Deviant stimuli! How auditory cortex makes sure you don’t miss them
March 2, 2014
I am writing this week from the Cosyne conference in Salt Lake City. I gave a talk this morning about mixed selectivity in parietal cortex and have also heard great talks from a number of other labs.
Our brains are wired to detect auditory stimuli that are important and might be relevant for behavior. A signature of this is an effect called “Stimulus specific adaptation” or, SSA, a phenomenon in which neural responses to unusual or “deviant” stimuli are larger compared to repeating stimuli (think: beep beep book beep). SSA has been established for some time, but the underlying neural circuits that drive it have remained mysterious.
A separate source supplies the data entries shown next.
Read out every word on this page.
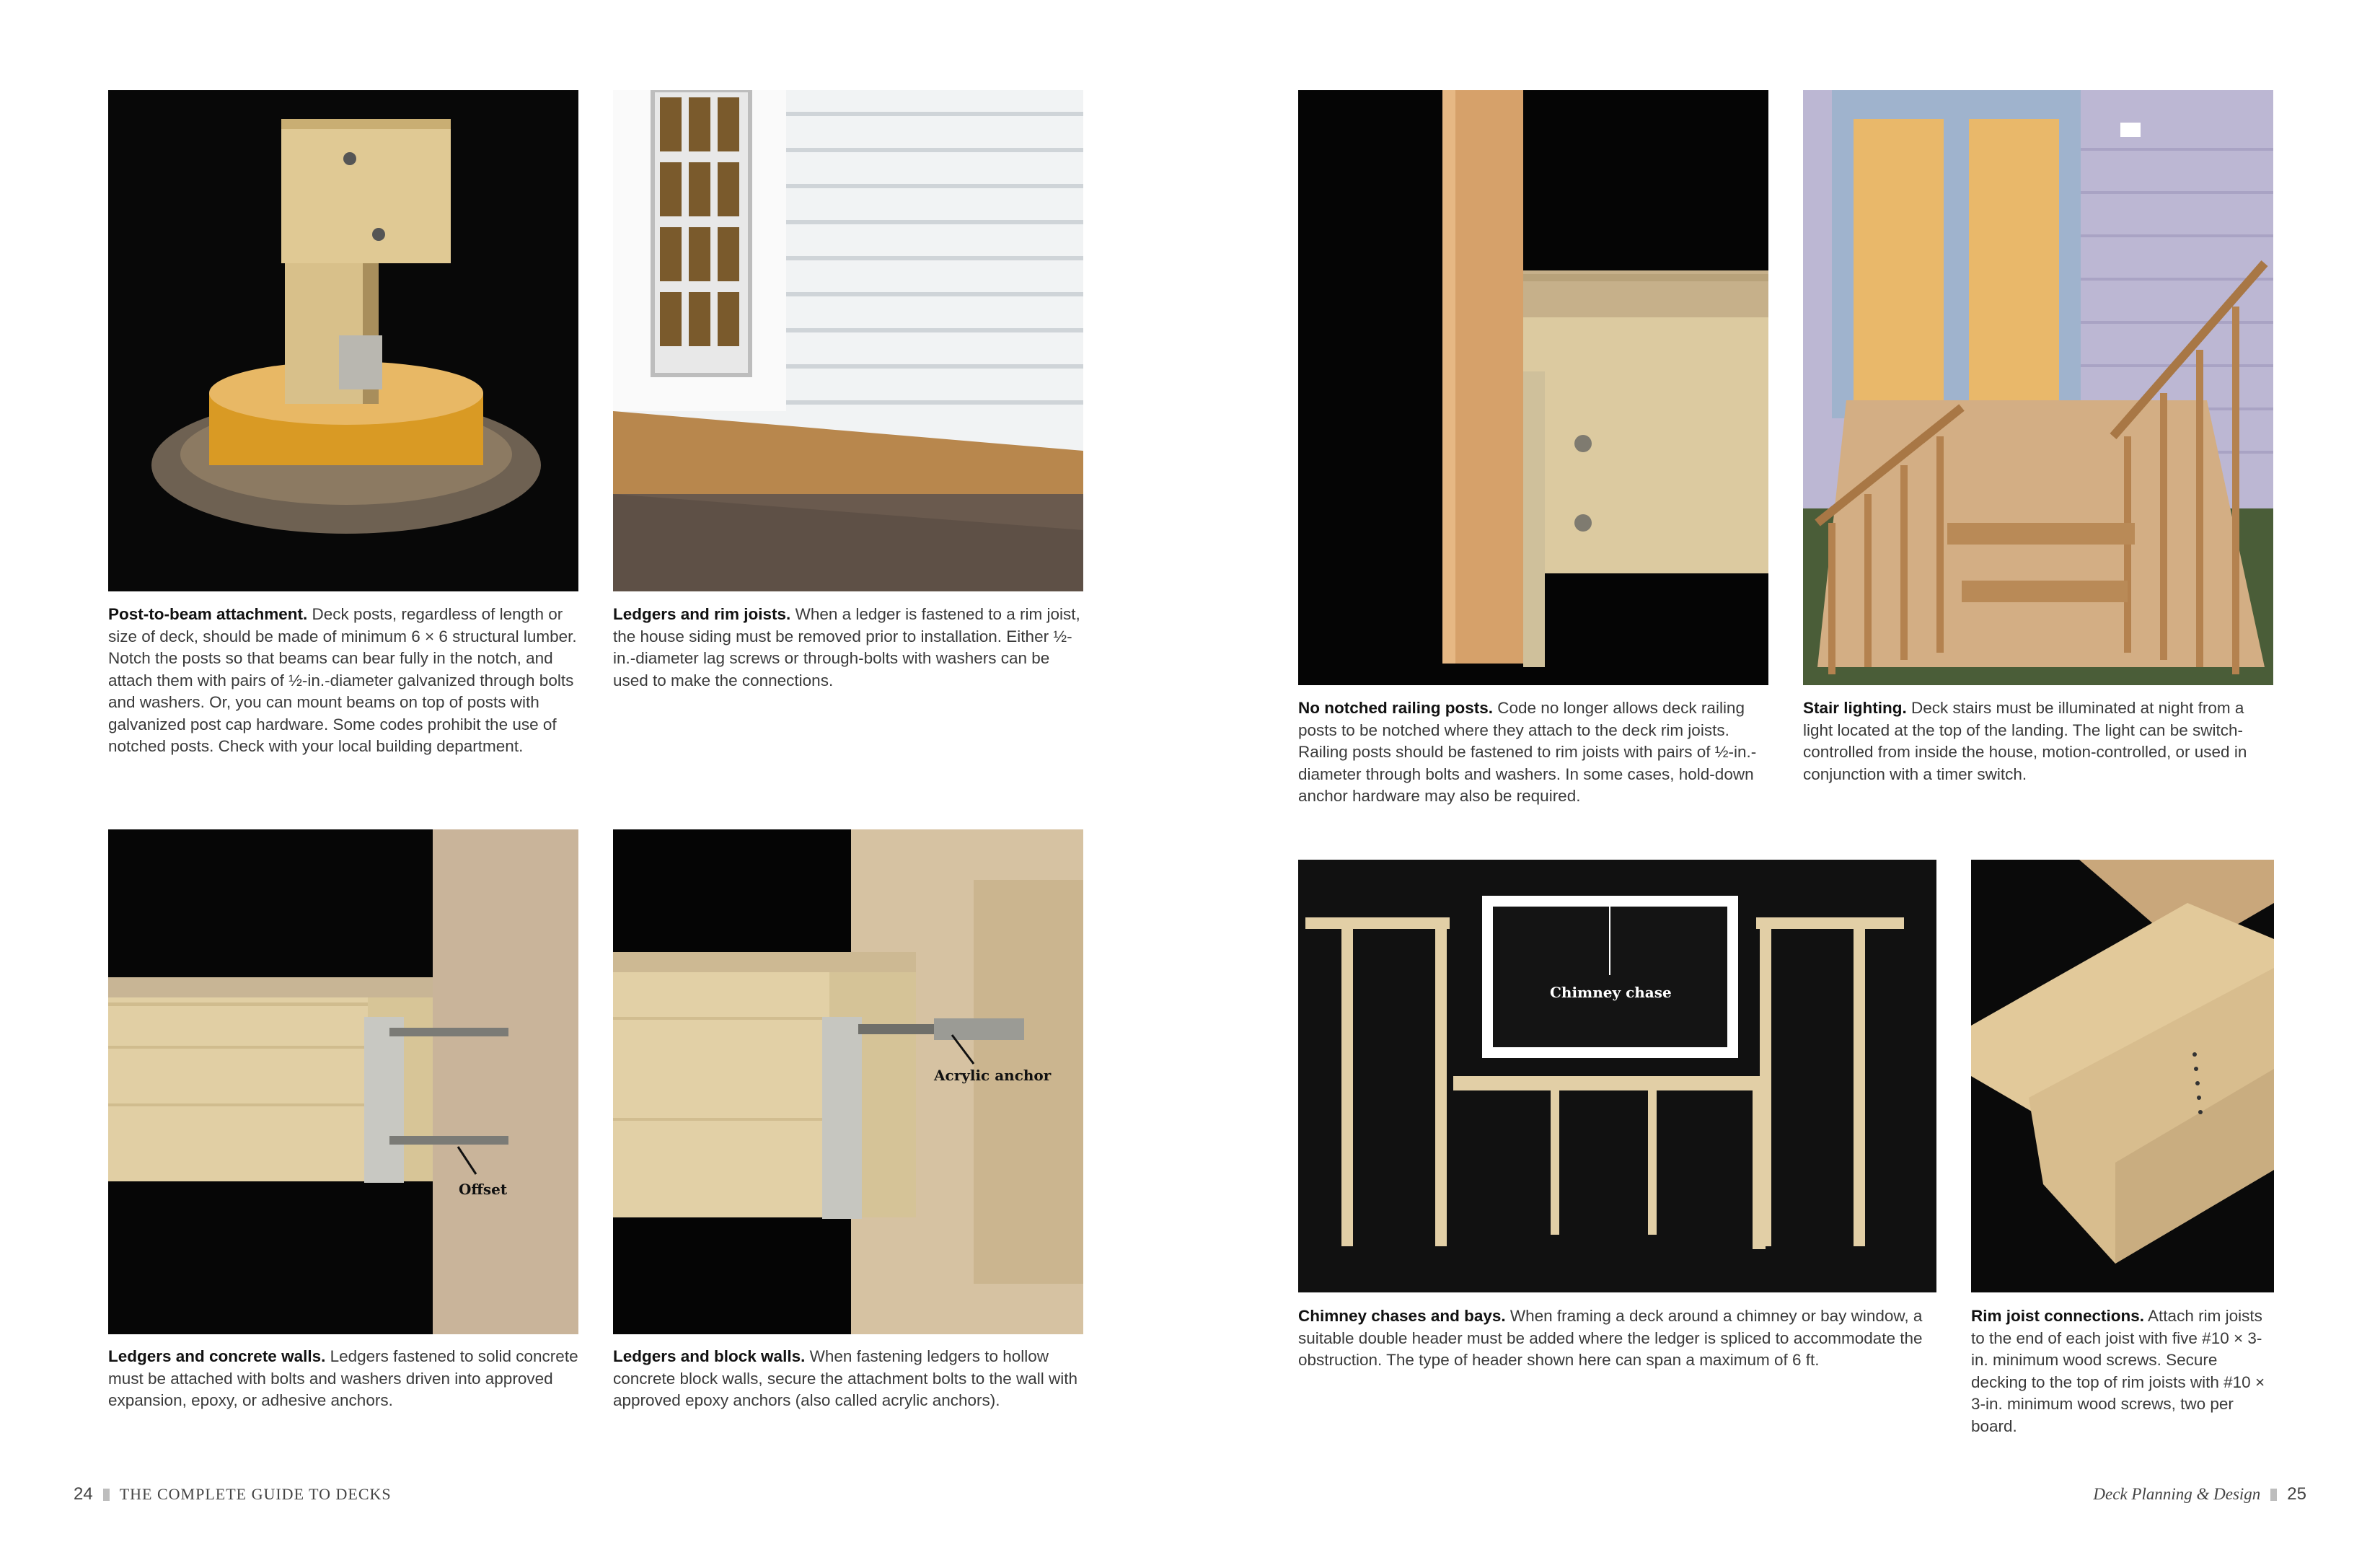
Post-to-beam attachment. Deck posts, regardless of length or size of deck, should be made of minimum 6 × 6 structural lumber. Notch the posts so that beams can bear fully in the notch, and attach them with pairs of ½-in.-diameter galvanized through bolts and washers. Or, you can mount beams on top of posts with galvanized post cap hardware. Some codes prohibit the use of notched posts. Check with your local building department.
Ledgers and rim joists. When a ledger is fastened to a rim joist, the house siding must be removed prior to installation. Either ½-in.-diameter lag screws or through-bolts with washers can be used to make the connections.
Offset
Acrylic anchor
Ledgers and concrete walls. Ledgers fastened to solid concrete must be attached with bolts and washers driven into approved expansion, epoxy, or adhesive anchors.
Ledgers and block walls. When fastening ledgers to hollow concrete block walls, secure the attachment bolts to the wall with approved epoxy anchors (also called acrylic anchors).
24 THE COMPLETE GUIDE TO DECKS
No notched railing posts. Code no longer allows deck railing posts to be notched where they attach to the deck rim joists. Railing posts should be fastened to rim joists with pairs of ½-in.-diameter through bolts and washers. In some cases, hold-down anchor hardware may also be required.
Stair lighting. Deck stairs must be illuminated at night from a light located at the top of the landing. The light can be switch-controlled from inside the house, motion-controlled, or used in conjunction with a timer switch.
Chimney chase
Chimney chases and bays. When framing a deck around a chimney or bay window, a suitable double header must be added where the ledger is spliced to accommodate the obstruction. The type of header shown here can span a maximum of 6 ft.
Rim joist connections. Attach rim joists to the end of each joist with five #10 × 3-in. minimum wood screws. Secure decking to the top of rim joists with #10 × 3-in. minimum wood screws, two per board.
Deck Planning & Design 25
Recent work from Ryan Natan in Maria Geffen’s lab at the University of Pennsylvania tackles this issue. Maria and Ryan took advantage of new tools that make it possible to specifically up and down regulate inhibitory neurons and look at the effect on firing rates of excitatory cells known to show SSA. They used this approach to evaluate the role of two classes of inhibitory neurons: PV and SOM interneurons.They found that inhibitory either class of neurons interfered with the SSA: following their manipulation, deviant auditory stimuli no longer “popped out” the way they normally do. By carefully comparing the effect of each manipulation on responses to both standard and deviant tones, they revealed that both interneuron classes drive the affect, but in complementary ways.